Saturday, April 18, 2009

The Element of Surprise

Detectives Beyond Borders' Peter Rozovsky is reading Raymond Chandler's Farewell, My Lovely and praising the writer's use of figurative language. He asks, "Is surprise the key to vivid description and successful metaphor?"

Chandler is often called one of crime fiction's most "poetic" writers, so the question can be asked, "Is surprise the key to description and metaphor in poetry?"

I don't believe it is. As often as not, extended metaphor and quirky description can distract readers from the image a poet means to present. I think it's more important to deliver a clear picture than one that is surprising or unnecessarily embroidered. There are times when metaphors make us think, "Yes, that's exactly how it should be described," not "Wow, I never would have thought of that."

It's easy to get carried away with figurative language. It should be controlled to lead readers to the intended mental image, not used simply for style or surprise. Some of Chandler's metaphors and similes are great, but their overall impact is diluted by how often he used them.

He may not have made the same metaphor twice, but his frequent use of the technique made it less original over time, such that even writers who surprise with metaphor today are said to be copying Chandler.

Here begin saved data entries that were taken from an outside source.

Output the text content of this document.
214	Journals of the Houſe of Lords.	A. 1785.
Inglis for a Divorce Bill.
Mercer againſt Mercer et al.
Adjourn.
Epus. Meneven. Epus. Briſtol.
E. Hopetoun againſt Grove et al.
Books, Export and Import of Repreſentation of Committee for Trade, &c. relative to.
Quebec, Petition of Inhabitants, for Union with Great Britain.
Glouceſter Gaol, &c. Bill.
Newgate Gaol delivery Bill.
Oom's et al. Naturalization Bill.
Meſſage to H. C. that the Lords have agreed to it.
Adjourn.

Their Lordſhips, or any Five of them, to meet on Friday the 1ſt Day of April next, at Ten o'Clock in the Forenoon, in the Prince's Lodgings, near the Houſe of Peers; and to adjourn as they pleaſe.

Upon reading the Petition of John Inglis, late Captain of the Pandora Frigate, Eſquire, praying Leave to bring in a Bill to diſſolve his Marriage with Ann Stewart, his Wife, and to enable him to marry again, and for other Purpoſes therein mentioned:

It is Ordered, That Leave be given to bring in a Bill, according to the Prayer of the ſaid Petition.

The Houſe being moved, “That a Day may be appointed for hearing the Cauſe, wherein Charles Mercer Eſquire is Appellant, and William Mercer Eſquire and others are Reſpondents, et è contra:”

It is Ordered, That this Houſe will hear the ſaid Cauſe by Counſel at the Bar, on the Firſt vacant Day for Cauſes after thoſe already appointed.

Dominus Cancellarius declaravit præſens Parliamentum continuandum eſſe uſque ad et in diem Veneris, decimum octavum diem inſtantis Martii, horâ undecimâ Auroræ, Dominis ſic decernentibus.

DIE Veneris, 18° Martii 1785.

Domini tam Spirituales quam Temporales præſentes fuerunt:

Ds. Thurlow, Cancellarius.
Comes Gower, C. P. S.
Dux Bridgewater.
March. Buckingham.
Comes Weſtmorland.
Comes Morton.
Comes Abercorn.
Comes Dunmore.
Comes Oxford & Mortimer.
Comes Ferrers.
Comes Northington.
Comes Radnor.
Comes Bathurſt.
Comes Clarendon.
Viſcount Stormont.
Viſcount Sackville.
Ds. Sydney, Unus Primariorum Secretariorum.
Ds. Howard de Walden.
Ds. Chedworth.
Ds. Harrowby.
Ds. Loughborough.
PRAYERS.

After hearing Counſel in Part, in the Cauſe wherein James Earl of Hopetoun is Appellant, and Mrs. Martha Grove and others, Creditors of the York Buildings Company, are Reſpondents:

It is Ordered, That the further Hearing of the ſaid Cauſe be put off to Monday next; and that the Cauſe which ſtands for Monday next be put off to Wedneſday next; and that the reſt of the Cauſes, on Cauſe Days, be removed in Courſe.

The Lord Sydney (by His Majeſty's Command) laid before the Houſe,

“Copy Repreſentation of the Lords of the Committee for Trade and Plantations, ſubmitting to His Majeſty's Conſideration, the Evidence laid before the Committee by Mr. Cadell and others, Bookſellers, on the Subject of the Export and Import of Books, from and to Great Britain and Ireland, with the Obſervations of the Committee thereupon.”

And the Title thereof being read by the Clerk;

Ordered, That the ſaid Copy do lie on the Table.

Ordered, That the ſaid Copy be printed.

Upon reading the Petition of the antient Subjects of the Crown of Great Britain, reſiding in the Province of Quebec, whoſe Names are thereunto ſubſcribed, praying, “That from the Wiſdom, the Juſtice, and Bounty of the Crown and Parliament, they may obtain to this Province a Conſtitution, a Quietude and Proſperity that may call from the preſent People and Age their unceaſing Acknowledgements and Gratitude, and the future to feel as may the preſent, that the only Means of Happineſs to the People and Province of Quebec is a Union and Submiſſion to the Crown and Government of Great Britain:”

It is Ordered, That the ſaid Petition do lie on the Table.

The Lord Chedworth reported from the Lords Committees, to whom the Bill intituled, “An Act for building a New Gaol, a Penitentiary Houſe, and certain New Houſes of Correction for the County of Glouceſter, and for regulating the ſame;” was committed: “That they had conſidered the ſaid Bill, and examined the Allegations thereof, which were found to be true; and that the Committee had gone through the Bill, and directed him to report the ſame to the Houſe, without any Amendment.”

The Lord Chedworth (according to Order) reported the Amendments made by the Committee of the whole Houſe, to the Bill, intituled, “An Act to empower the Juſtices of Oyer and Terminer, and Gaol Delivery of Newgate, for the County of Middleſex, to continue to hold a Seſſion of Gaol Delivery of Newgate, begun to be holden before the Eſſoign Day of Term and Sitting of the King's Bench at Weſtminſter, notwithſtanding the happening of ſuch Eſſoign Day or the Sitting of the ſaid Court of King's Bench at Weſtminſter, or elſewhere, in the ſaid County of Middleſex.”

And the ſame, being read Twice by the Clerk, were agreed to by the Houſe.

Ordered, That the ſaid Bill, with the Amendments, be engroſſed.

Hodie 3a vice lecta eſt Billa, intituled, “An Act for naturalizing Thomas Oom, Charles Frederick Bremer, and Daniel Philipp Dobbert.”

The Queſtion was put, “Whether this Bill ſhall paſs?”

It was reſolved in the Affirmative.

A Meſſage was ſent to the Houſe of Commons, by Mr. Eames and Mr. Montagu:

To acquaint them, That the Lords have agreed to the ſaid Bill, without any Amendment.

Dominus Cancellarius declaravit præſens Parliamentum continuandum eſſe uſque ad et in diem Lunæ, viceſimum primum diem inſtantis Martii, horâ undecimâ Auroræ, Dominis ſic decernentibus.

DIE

Figurative language is a dramatic tool. Good drama doesn't rely on it to the extent Chandler made it seem.


Peter Rozovsky said...

When Chandler's descriptions, using similes or not, were on, they were on, as in the "white explosions" example from the Farewell, My Lovely. But one danger of focusing on the similes is that doing so may divert attention from other, less easily imitated aspects of his writing. For example, I enjoy the self-conscious opening to The Big Sleep, a straightforward piece of description that lets the reader in on the joke.
Detectives Beyond Borders
"Because Murder Is More Fun Away From Home"

Gerald So said...

I agree Chandler's legacy is more than zinging similes and metaphors, but his reliance on them may be what distracts readers from his subtler gifts.